Staten Island Dist. Atty. Daniel Donovan said Tuesday that he will begin presenting evidence to a Richmond County Grand Jury next month.
"I assure the public that I am committed to conducting a fair, thorough, and responsible investigation into Mr. Garner's death," Donovan said in a statement. "I will go wherever the evidence takes me, without fear or favor."
Garner, 43, was questioned by officers on July 17 because they suspected him of selling untaxed cigarettes. They then attempted to arrest him. Video of the incident showed an officer placing his arm across Garner's throat and wrestling him to the ground, as Garner repeatedly says, "I can't breathe."
The incident has ignited controversy over NYPD policing protocols, and has sparked protests throughout the city and in the Staten Island borough where Garner died. The Rev. Al Sharpton will lead a march on Donovan's office on Saturday.

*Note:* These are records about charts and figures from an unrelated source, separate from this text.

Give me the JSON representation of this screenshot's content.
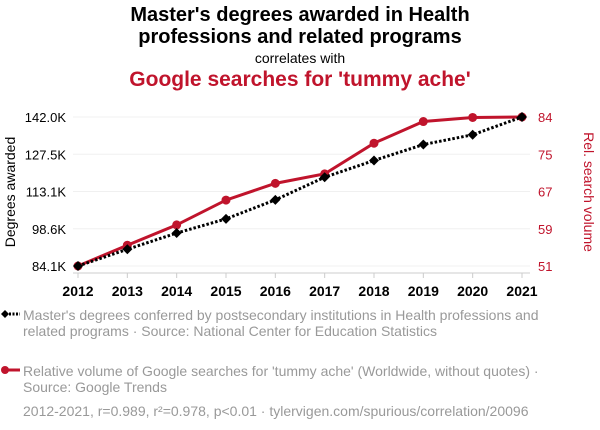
{
  "title_line1": "Master's degrees awarded in Health",
  "title_line2": "professions and related programs",
  "correlates": "correlates with",
  "title2": "Google searches for 'tummy ache'",
  "legend": [
    "Master's degrees conferred by postsecondary institutions in Health professions and related programs · Source: National Center for Education Statistics",
    "Relative volume of Google searches for 'tummy ache' (Worldwide, without quotes) · Source: Google Trends"
  ],
  "footer": "2012-2021, r=0.989, r²=0.978, p<0.01 · tylervigen.com/spurious/correlation/20096",
  "chart_data": {
    "type": "line",
    "x": [
      2012,
      2013,
      2014,
      2015,
      2016,
      2017,
      2018,
      2019,
      2020,
      2021
    ],
    "ylabel": "Degrees awarded",
    "y2label": "Rel. search volume",
    "ylim": [
      84100,
      142000
    ],
    "y2lim": [
      51,
      84
    ],
    "yticks": [
      "84.1K",
      "98.6K",
      "113.1K",
      "127.5K",
      "142.0K"
    ],
    "y2ticks": [
      "51",
      "59",
      "67",
      "75",
      "84"
    ],
    "grid": true,
    "series": [
      {
        "axis": "left",
        "color": "#000000",
        "style": "dotted",
        "marker": "diamond",
        "values": [
          84100,
          90600,
          96900,
          102400,
          109800,
          118600,
          125100,
          131300,
          135100,
          142000
        ]
      },
      {
        "axis": "right",
        "color": "#c0142c",
        "style": "solid",
        "marker": "circle",
        "values": [
          51,
          55.6,
          60.1,
          65.6,
          69.3,
          71.4,
          78.2,
          83,
          83.9,
          84
        ]
      }
    ]
  }
}
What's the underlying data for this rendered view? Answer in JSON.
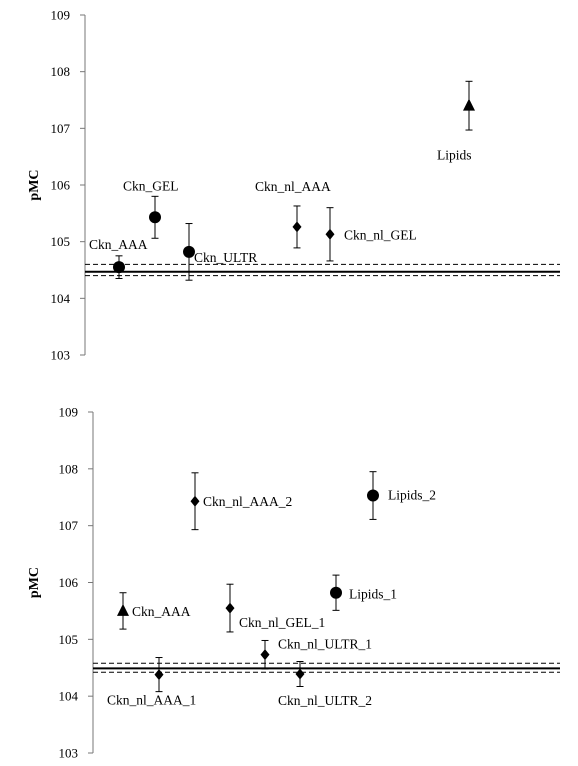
{
  "chart_data": [
    {
      "type": "scatter",
      "title": "",
      "xlabel": "",
      "ylabel": "pMC",
      "ylim": [
        103,
        109
      ],
      "yticks": [
        "103",
        "104",
        "105",
        "106",
        "107",
        "108",
        "109"
      ],
      "grid": false,
      "reference_lines": [
        {
          "style": "solid",
          "y": 104.47
        },
        {
          "style": "dashed",
          "y": 104.6
        },
        {
          "style": "dashed",
          "y": 104.4
        }
      ],
      "points": [
        {
          "label": "Ckn_AAA",
          "marker": "circle",
          "x": 1,
          "y": 104.55,
          "err": 0.2
        },
        {
          "label": "Ckn_GEL",
          "marker": "circle",
          "x": 2,
          "y": 105.43,
          "err": 0.37
        },
        {
          "label": "Ckn_ULTR",
          "marker": "circle",
          "x": 3,
          "y": 104.82,
          "err": 0.5
        },
        {
          "label": "Ckn_nl_AAA",
          "marker": "diamond",
          "x": 4,
          "y": 105.26,
          "err": 0.37
        },
        {
          "label": "Ckn_nl_GEL",
          "marker": "diamond",
          "x": 5,
          "y": 105.13,
          "err": 0.47
        },
        {
          "label": "Lipids",
          "marker": "triangle",
          "x": 6,
          "y": 107.4,
          "err": 0.43
        }
      ]
    },
    {
      "type": "scatter",
      "title": "",
      "xlabel": "",
      "ylabel": "pMC",
      "ylim": [
        103,
        109
      ],
      "yticks": [
        "103",
        "104",
        "105",
        "106",
        "107",
        "108",
        "109"
      ],
      "grid": false,
      "reference_lines": [
        {
          "style": "solid",
          "y": 104.49
        },
        {
          "style": "dashed",
          "y": 104.58
        },
        {
          "style": "dashed",
          "y": 104.42
        }
      ],
      "points": [
        {
          "label": "Ckn_AAA",
          "marker": "triangle",
          "x": 1,
          "y": 105.5,
          "err": 0.32
        },
        {
          "label": "Ckn_nl_AAA_1",
          "marker": "diamond",
          "x": 2,
          "y": 104.38,
          "err": 0.3
        },
        {
          "label": "Ckn_nl_AAA_2",
          "marker": "diamond",
          "x": 3,
          "y": 107.43,
          "err": 0.5
        },
        {
          "label": "Ckn_nl_GEL_1",
          "marker": "diamond",
          "x": 4,
          "y": 105.55,
          "err": 0.42
        },
        {
          "label": "Ckn_nl_ULTR_1",
          "marker": "diamond",
          "x": 5,
          "y": 104.73,
          "err": 0.25
        },
        {
          "label": "Ckn_nl_ULTR_2",
          "marker": "diamond",
          "x": 6,
          "y": 104.39,
          "err": 0.22
        },
        {
          "label": "Lipids_1",
          "marker": "circle",
          "x": 7,
          "y": 105.82,
          "err": 0.31
        },
        {
          "label": "Lipids_2",
          "marker": "circle",
          "x": 8,
          "y": 107.53,
          "err": 0.42
        }
      ]
    }
  ]
}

The New York City medical examiner's office ruled Garner's death a homicide on Aug. 1, saying he died after being placed in the chokehold and suffering neck and chest compressions. His weight, chronic asthma and cardiovascular disease were listed as contributing factors.

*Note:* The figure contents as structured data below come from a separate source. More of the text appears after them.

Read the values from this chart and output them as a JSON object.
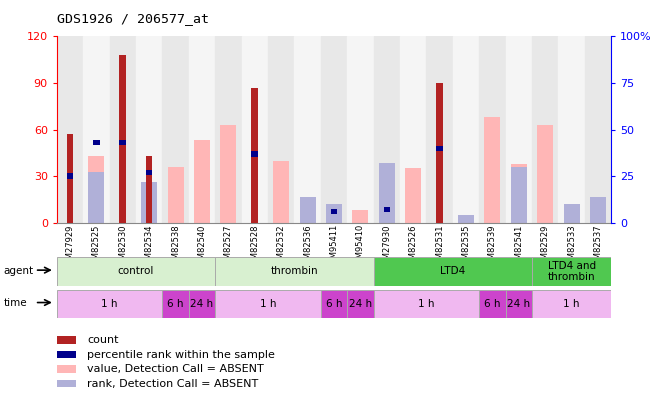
{
  "title": "GDS1926 / 206577_at",
  "samples": [
    "GSM27929",
    "GSM82525",
    "GSM82530",
    "GSM82534",
    "GSM82538",
    "GSM82540",
    "GSM82527",
    "GSM82528",
    "GSM82532",
    "GSM82536",
    "GSM95411",
    "GSM95410",
    "GSM27930",
    "GSM82526",
    "GSM82531",
    "GSM82535",
    "GSM82539",
    "GSM82541",
    "GSM82529",
    "GSM82533",
    "GSM82537"
  ],
  "count": [
    57,
    0,
    108,
    43,
    0,
    0,
    0,
    87,
    0,
    0,
    0,
    0,
    0,
    0,
    90,
    0,
    0,
    0,
    0,
    0,
    0
  ],
  "percentile": [
    25,
    43,
    43,
    27,
    0,
    0,
    0,
    37,
    0,
    0,
    6,
    0,
    7,
    0,
    40,
    0,
    0,
    0,
    0,
    0,
    0
  ],
  "value_absent": [
    0,
    43,
    0,
    0,
    36,
    53,
    63,
    0,
    40,
    0,
    0,
    8,
    0,
    35,
    0,
    0,
    68,
    38,
    63,
    0,
    0
  ],
  "rank_absent": [
    0,
    27,
    0,
    22,
    0,
    0,
    0,
    0,
    0,
    14,
    10,
    0,
    32,
    0,
    0,
    4,
    0,
    30,
    0,
    10,
    14
  ],
  "ylim_left": [
    0,
    120
  ],
  "ylim_right": [
    0,
    100
  ],
  "yticks_left": [
    0,
    30,
    60,
    90,
    120
  ],
  "yticks_right": [
    0,
    25,
    50,
    75,
    100
  ],
  "color_count": "#b22222",
  "color_percentile": "#00008b",
  "color_value_absent": "#ffb6b6",
  "color_rank_absent": "#b0b0d8",
  "agent_groups": [
    {
      "label": "control",
      "start": 0,
      "end": 6,
      "color": "#d8f0d0",
      "border": "#aaaaaa"
    },
    {
      "label": "thrombin",
      "start": 6,
      "end": 12,
      "color": "#d8f0d0",
      "border": "#aaaaaa"
    },
    {
      "label": "LTD4",
      "start": 12,
      "end": 18,
      "color": "#50c850",
      "border": "#aaaaaa"
    },
    {
      "label": "LTD4 and\nthrombin",
      "start": 18,
      "end": 21,
      "color": "#50c850",
      "border": "#aaaaaa"
    }
  ],
  "time_groups": [
    {
      "label": "1 h",
      "start": 0,
      "end": 4,
      "color": "#f0b8f0"
    },
    {
      "label": "6 h",
      "start": 4,
      "end": 5,
      "color": "#cc44cc"
    },
    {
      "label": "24 h",
      "start": 5,
      "end": 6,
      "color": "#cc44cc"
    },
    {
      "label": "1 h",
      "start": 6,
      "end": 10,
      "color": "#f0b8f0"
    },
    {
      "label": "6 h",
      "start": 10,
      "end": 11,
      "color": "#cc44cc"
    },
    {
      "label": "24 h",
      "start": 11,
      "end": 12,
      "color": "#cc44cc"
    },
    {
      "label": "1 h",
      "start": 12,
      "end": 16,
      "color": "#f0b8f0"
    },
    {
      "label": "6 h",
      "start": 16,
      "end": 17,
      "color": "#cc44cc"
    },
    {
      "label": "24 h",
      "start": 17,
      "end": 18,
      "color": "#cc44cc"
    },
    {
      "label": "1 h",
      "start": 18,
      "end": 21,
      "color": "#f0b8f0"
    }
  ],
  "legend_items": [
    {
      "color": "#b22222",
      "label": "count"
    },
    {
      "color": "#00008b",
      "label": "percentile rank within the sample"
    },
    {
      "color": "#ffb6b6",
      "label": "value, Detection Call = ABSENT"
    },
    {
      "color": "#b0b0d8",
      "label": "rank, Detection Call = ABSENT"
    }
  ]
}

Two officers involved in the arrest, Daniel Pantaleo and Justin D'Amico are under investigation in relation to Garner's death. Pantaleo was stripped of his gun and badge, and D'Amico has been placed on desk duty.

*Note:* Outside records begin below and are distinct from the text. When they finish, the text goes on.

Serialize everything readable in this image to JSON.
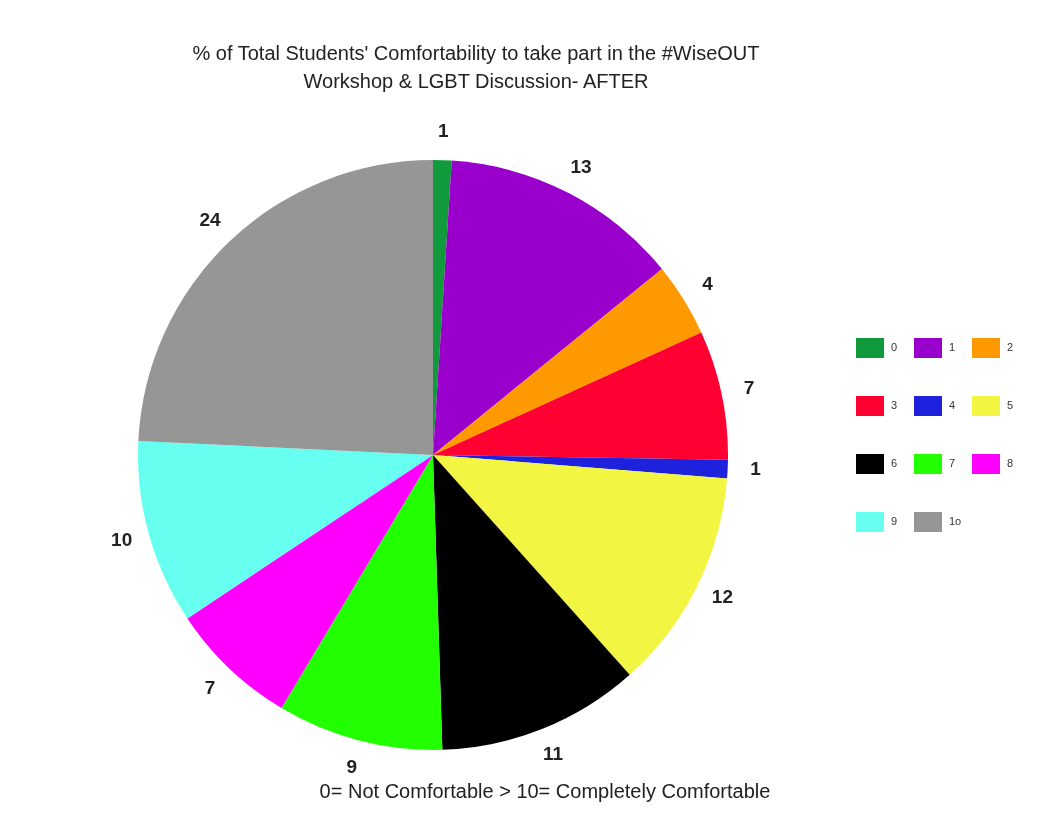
{
  "chart_data": {
    "type": "pie",
    "title": "% of Total Students' Comfortability to take part in the #WiseOUT\nWorkshop & LGBT Discussion- AFTER",
    "categories": [
      "0",
      "1",
      "2",
      "3",
      "4",
      "5",
      "6",
      "7",
      "8",
      "9",
      "1o"
    ],
    "values": [
      1,
      13,
      4,
      7,
      1,
      12,
      11,
      9,
      7,
      10,
      24
    ],
    "colors": [
      "#109a3b",
      "#9900cc",
      "#ff9900",
      "#ff0033",
      "#1f22dd",
      "#f2f542",
      "#000000",
      "#22ff00",
      "#ff00ff",
      "#66fff0",
      "#969696"
    ],
    "data_labels": true,
    "legend": "right",
    "annotations": [
      "0= Not Comfortable > 10= Completely Comfortable"
    ]
  }
}
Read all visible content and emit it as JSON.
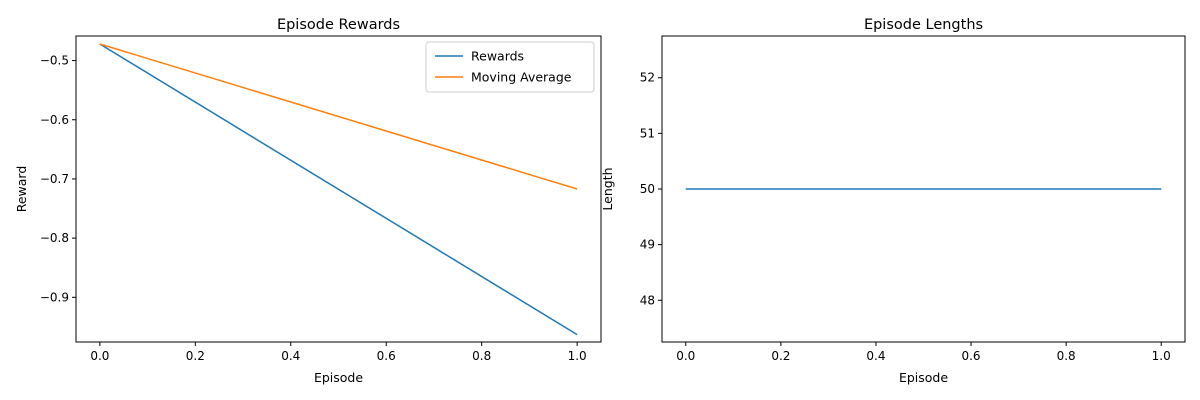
{
  "chart_data": [
    {
      "type": "line",
      "title": "Episode Rewards",
      "xlabel": "Episode",
      "ylabel": "Reward",
      "xlim": [
        -0.05,
        1.05
      ],
      "ylim": [
        -0.9755,
        -0.4585
      ],
      "xticks": [
        0.0,
        0.2,
        0.4,
        0.6,
        0.8,
        1.0
      ],
      "xtick_labels": [
        "0.0",
        "0.2",
        "0.4",
        "0.6",
        "0.8",
        "1.0"
      ],
      "yticks": [
        -0.5,
        -0.6,
        -0.7,
        -0.8,
        -0.9
      ],
      "ytick_labels": [
        "−0.5",
        "−0.6",
        "−0.7",
        "−0.8",
        "−0.9"
      ],
      "grid": false,
      "legend": "top-right",
      "series": [
        {
          "name": "Rewards",
          "color": "#1f77b4",
          "x": [
            0.0,
            1.0
          ],
          "y": [
            -0.472,
            -0.963
          ]
        },
        {
          "name": "Moving Average",
          "color": "#ff7f0e",
          "x": [
            0.0,
            1.0
          ],
          "y": [
            -0.472,
            -0.717
          ]
        }
      ]
    },
    {
      "type": "line",
      "title": "Episode Lengths",
      "xlabel": "Episode",
      "ylabel": "Length",
      "xlim": [
        -0.05,
        1.05
      ],
      "ylim": [
        47.25,
        52.75
      ],
      "xticks": [
        0.0,
        0.2,
        0.4,
        0.6,
        0.8,
        1.0
      ],
      "xtick_labels": [
        "0.0",
        "0.2",
        "0.4",
        "0.6",
        "0.8",
        "1.0"
      ],
      "yticks": [
        48,
        49,
        50,
        51,
        52
      ],
      "ytick_labels": [
        "48",
        "49",
        "50",
        "51",
        "52"
      ],
      "grid": false,
      "legend": "none",
      "series": [
        {
          "color": "#1f77b4",
          "x": [
            0.0,
            1.0
          ],
          "y": [
            50,
            50
          ]
        }
      ]
    }
  ]
}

U.S. Rep. Hakeem Jeffries, one of several New York legislators who has called for a federal review of Garner's death, praised Donovan's decision and again called for the officers to face criminal charges.
"Eric Garner's senseless death was caused by an unauthorized chokehold deployed by an NYPD officer with a history of using excessive force," he said in a statement. "The decision to take the case to a Grand Jury is an important step in the right direction. We will not rest until those responsible for Mr. Garner's death are prosecuted to the full extent of the law."
Patrick Lynch, president of the city's largest police union, also applauded Donovan's decision and said he hopes the legal proceedings will help alleviate the political firestorm that has erupted in the past six weeks.
"We are encouraged that this process is moving forward, and we are confident that a fair and impartial grand jury that is allowed to conduct its deliberations based on facts and not emotion or political considerations will see that justice is served," he said.